# It's getting slower



## mr.fish (Oct 22, 2007)

It's def. getting slower. Either I threw to much corn in the water or the carp are getting slower already. I figured with the 80 degree temps, and the water still holding at 65, it would be a little better. I guess I'm just spoiled from the 7 to 10 fish nights I had in august and septemeber. All in all, 3 fish were caught. Only 1 by me, weighing in at a very satisfiying 15lbs.


----------



## jkbirocz (Oct 24, 2007)

Id take a 15lber anyday, one is fine with me too. What are carp doing this time of year anyway? Lately on the conestoga they have been jumping like crazy and I have seen a few smaller ones beaching themselves and swimming weird, but they look to be healthy otherwise. I was thinking about giving them a try since all the other fish have either shut down or moved on. Is it worth trying for them into the winter or do they shut down?


----------



## mr.fish (Oct 24, 2007)

The carp fishing doesn't shut down this time of year, it just gets slower. I caught carp last year just about up until freeze over. Then its just to cold to wait for a bite. And I will admit, be prepared for several skunkings. I think I figured out how to avoid that. I will usually target carp when a warm spell moves in after a severe cold spell. I'll check the USGS site, and if I see the water temp spike 5 to 10 degrees, then thats the window to get em. Through most of the winter the river is high, and muddy, so I'll concentrate more on feeder creeks, where the water current will slow. They tend to stack up in the slow water at the mouth of feeder creeks all along the river. 

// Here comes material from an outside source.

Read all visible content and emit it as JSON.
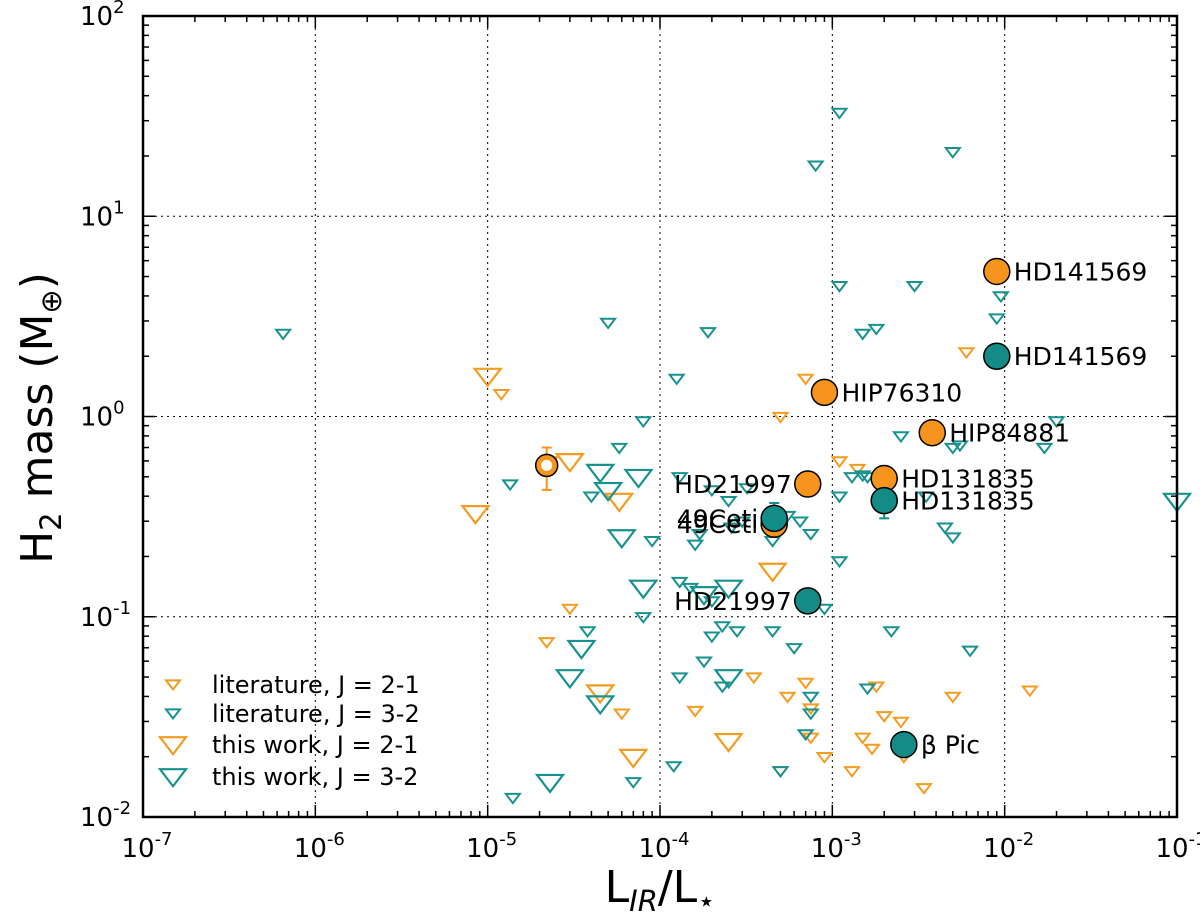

Here's a pic of 1 of the 2 carp I caught Christmas morning of last year


----------



## shamoo (Oct 24, 2007)

Nice Carp there Mr. fish, A couple weeks ago i was fishen in bridgeton and caught a 12.6 oz. carp on a 4" Senko.


----------



## Jim (Oct 25, 2007)

Fishin NJ said:


> Carp are the best,, hell of a fight esp in the rivers. Shamoo glad to see ya around man.



Hi Fishin NJ,
Welcome to the forum! Thanks for joining!


----------